Ma cosa aveva che non andava il disegno di legge del governo?
«Tante cose ed è il motivo per cui l’abbiamo bocciato. Solo per farle un esempio: pretende di definire gli ambiti su base provinciale, un criterio che fa a pugni con qualsiasi concetto di economia di scala e su cui si è pronunciata anche la Corte dei conti. Al contempo, però, rende più semplice la lottizzazione politica delle cariche».
I vostri ex colleghi vi accusano di esservi chiusi nel ruolo di oppositori, precludendovi la possibilità di collaborare con la maggioranza per migliorare le leggi.
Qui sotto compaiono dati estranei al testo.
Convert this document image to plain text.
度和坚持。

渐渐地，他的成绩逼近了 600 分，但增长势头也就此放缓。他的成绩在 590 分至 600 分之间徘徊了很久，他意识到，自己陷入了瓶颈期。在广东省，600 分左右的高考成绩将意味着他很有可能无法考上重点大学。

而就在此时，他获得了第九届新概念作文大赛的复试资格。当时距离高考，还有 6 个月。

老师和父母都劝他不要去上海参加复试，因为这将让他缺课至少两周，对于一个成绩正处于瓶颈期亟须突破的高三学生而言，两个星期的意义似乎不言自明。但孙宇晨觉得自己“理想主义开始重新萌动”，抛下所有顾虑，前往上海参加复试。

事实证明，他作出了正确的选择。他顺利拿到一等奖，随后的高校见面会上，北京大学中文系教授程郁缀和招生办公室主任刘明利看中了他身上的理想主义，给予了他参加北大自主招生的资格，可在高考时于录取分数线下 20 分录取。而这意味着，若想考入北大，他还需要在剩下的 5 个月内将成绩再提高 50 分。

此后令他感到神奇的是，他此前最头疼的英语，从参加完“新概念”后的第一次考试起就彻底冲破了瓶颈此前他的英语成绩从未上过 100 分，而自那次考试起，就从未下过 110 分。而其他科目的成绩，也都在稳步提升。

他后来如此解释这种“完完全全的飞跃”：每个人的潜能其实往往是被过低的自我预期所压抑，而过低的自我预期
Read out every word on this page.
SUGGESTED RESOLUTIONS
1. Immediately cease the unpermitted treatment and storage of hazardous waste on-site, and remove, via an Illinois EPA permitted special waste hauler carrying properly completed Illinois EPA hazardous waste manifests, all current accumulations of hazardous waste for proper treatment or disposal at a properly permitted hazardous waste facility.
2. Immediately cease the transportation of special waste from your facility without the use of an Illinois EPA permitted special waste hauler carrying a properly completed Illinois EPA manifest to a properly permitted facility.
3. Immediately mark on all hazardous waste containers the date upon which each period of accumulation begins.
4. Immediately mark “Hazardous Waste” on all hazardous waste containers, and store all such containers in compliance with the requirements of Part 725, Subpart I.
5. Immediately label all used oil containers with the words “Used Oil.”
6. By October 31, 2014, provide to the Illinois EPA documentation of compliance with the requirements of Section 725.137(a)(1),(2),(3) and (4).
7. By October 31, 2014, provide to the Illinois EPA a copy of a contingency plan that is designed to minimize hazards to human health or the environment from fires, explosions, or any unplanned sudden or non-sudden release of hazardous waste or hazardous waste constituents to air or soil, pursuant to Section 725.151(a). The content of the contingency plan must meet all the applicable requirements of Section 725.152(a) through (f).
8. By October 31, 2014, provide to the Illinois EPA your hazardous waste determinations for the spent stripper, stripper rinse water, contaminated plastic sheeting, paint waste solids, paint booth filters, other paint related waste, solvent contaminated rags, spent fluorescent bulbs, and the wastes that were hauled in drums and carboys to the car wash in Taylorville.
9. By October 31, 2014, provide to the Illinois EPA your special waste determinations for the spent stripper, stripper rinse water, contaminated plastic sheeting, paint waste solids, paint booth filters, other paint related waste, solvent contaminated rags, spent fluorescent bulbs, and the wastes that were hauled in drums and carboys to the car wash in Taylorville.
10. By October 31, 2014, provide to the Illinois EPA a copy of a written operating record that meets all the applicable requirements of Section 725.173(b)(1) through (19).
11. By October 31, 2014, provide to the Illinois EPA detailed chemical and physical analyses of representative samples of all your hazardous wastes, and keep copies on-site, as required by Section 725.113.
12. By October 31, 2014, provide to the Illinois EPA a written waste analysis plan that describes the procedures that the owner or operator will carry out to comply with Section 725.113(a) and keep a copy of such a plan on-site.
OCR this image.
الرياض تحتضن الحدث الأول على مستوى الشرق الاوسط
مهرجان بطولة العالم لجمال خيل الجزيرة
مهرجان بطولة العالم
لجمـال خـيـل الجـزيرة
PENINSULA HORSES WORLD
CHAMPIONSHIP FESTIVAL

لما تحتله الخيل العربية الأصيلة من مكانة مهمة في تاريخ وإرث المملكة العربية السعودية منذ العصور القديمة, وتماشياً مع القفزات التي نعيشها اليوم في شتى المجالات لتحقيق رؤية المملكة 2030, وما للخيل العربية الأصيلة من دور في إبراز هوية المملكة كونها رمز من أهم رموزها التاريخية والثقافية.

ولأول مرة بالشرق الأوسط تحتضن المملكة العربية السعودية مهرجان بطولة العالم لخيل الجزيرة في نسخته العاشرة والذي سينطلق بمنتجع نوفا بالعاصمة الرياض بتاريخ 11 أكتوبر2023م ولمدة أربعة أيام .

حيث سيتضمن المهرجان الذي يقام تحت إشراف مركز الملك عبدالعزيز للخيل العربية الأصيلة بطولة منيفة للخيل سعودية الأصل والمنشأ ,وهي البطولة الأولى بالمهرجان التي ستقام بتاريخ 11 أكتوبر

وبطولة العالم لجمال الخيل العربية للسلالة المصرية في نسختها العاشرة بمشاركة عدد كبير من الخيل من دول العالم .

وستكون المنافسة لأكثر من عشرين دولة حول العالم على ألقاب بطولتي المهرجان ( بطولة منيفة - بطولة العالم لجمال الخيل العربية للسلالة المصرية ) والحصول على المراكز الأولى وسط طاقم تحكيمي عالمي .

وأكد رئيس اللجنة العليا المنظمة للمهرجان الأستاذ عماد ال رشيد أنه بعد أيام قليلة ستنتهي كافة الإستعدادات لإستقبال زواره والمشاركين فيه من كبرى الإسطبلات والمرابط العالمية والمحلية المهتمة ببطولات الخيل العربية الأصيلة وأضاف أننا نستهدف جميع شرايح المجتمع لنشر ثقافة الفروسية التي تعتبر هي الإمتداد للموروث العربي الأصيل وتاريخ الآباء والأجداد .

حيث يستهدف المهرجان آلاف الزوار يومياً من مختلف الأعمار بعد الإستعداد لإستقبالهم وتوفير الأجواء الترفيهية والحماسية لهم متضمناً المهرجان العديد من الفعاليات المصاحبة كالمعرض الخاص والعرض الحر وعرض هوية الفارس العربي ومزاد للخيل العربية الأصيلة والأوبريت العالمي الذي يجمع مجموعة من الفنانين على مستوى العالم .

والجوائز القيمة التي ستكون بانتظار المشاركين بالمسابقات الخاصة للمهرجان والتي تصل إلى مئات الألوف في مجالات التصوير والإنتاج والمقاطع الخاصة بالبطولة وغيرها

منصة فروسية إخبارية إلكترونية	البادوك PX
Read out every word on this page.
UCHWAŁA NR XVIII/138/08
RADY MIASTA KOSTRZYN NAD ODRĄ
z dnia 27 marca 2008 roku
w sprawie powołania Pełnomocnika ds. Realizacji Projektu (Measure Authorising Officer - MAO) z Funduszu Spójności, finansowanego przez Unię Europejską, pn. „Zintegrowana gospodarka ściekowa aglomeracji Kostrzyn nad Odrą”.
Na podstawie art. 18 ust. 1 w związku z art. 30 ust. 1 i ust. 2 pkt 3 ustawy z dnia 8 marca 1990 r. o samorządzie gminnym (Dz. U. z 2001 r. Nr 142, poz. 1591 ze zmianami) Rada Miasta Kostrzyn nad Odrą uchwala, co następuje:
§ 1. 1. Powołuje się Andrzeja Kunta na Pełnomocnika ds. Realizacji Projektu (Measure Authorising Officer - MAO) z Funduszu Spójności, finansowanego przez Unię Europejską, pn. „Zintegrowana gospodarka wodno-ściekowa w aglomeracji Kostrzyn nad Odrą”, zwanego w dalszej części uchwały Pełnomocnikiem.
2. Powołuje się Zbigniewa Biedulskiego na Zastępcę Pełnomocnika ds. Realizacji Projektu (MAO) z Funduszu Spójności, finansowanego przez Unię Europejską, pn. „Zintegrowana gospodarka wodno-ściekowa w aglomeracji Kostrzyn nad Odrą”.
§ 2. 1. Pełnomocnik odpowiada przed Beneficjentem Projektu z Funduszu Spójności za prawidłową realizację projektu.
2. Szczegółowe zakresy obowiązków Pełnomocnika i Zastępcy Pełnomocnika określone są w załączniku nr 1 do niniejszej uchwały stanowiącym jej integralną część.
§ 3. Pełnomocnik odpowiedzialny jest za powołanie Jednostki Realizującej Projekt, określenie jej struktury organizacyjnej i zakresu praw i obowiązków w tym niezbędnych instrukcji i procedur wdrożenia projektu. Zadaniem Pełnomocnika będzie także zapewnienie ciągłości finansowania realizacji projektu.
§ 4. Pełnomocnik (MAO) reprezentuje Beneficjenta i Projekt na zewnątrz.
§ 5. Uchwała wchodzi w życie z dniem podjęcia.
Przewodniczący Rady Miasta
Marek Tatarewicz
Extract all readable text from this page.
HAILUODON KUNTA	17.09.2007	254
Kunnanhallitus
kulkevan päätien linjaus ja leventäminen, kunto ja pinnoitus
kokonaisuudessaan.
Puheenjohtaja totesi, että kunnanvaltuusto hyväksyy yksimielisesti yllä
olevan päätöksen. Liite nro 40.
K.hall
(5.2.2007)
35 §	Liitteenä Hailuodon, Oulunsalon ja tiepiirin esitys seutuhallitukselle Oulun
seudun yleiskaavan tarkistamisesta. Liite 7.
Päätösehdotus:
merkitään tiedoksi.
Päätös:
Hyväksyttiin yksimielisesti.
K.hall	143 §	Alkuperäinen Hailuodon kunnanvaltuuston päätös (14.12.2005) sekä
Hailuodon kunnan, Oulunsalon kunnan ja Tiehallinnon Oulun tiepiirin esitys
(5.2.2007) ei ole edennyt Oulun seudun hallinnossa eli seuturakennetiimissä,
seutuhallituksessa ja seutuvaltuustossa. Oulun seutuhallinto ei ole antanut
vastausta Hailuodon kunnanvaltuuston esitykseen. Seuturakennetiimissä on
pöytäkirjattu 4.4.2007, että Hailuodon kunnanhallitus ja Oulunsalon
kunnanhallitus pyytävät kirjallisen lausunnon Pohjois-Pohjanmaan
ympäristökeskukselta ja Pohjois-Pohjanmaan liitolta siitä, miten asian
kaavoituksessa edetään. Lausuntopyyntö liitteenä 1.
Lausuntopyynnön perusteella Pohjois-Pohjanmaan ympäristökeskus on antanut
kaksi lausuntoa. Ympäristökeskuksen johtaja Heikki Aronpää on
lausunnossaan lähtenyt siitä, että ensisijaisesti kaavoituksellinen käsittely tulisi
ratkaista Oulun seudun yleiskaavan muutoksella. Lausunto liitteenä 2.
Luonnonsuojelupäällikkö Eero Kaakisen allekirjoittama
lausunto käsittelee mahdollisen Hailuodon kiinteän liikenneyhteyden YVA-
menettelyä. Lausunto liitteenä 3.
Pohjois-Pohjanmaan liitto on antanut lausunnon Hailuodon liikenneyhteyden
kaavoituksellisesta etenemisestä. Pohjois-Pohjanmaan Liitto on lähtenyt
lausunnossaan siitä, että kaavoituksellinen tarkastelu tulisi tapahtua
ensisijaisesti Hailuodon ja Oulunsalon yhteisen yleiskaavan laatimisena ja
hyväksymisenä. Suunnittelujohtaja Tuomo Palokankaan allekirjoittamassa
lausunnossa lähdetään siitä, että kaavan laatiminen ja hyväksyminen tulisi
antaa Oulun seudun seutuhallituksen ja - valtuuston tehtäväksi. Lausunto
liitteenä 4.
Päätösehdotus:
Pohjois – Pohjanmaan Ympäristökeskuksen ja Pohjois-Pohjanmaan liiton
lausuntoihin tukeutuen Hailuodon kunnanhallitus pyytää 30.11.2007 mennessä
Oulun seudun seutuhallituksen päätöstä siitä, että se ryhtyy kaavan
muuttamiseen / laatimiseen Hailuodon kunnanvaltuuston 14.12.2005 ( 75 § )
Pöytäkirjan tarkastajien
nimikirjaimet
«Questa è un’altra ricostruzione che non risponde a verità. E lo dimostra la riforma urbanistica attualmente in discussione. L’assessore Cordaro ha accolto i nostri suggerimenti e al momento ci troviamo con un ddl che farebbe davvero cambiare in meglio la situazione in Sicilia. Già oggi posso dire che se l’impianto della legge rimarrà così non avremo problemi a votarla».
Ma allora secondo lei il motivo dell’addio sta nel cercare un modo per ricandidarsi per la terza volta?
«Molti direbbero di sì, io invece dico che la voglia di ricandidarsi e superare il limite del secondo mandato ha avuto un ruolo marginale. Li conosco da anni e non sono persone che si approfittano di questa situazione. Adesso potranno ricandidarsi, ma non credo sia stato questo a spingerli a fare questo passo. Credo semplicemente fossero stanchi di una situazione che si è protratta per troppo tempo».
Sembra quasi li capisca.
«No, questo no. Non ho compreso quel riferimento alla mancanza di dialogo, quando in realtà sono stati loro a non accettare di allinearsi al pensiero della maggioranza del gruppo. Quando il Movimento 5 stelle a Roma ha votato per salvare Salvini dal processo sulla Diciotti io non ero d’accordo, l’ho detto, ma non per questo ho lasciato il partito».
Come si comporterà Attiva Sicilia nei confronti del governo?
«Per me saranno una stampella della maggioranza».
In cambio di cosa? Dicono che non accetterebbero posti in giunta.
«Alla fine della conferenza mi è parso di sentire che non abbiano escluso l’interesse per qualche presidenza di commissione. Non sarebbe poco».
Che ne pensa di chi dice che se ci fosse stato ancora Giancarlo Cancelleri questa spaccatura non si sarebbe concretizzata.
«Dico che sia noi che loro abbiamo un’età tale da sapere gestire i conflitti. Se alla fine è andata così è solo perché evidentemente per loro non era più possibile rimanere».
Dopo questa rottura come sarà il rapporto tra voi?
«Dal punto di vista politico lo scopriremo. Da quello umano, già dopo l’ufficializzazione del nuovo gruppo ho scritto a molti di loro. Sono due piani diversi».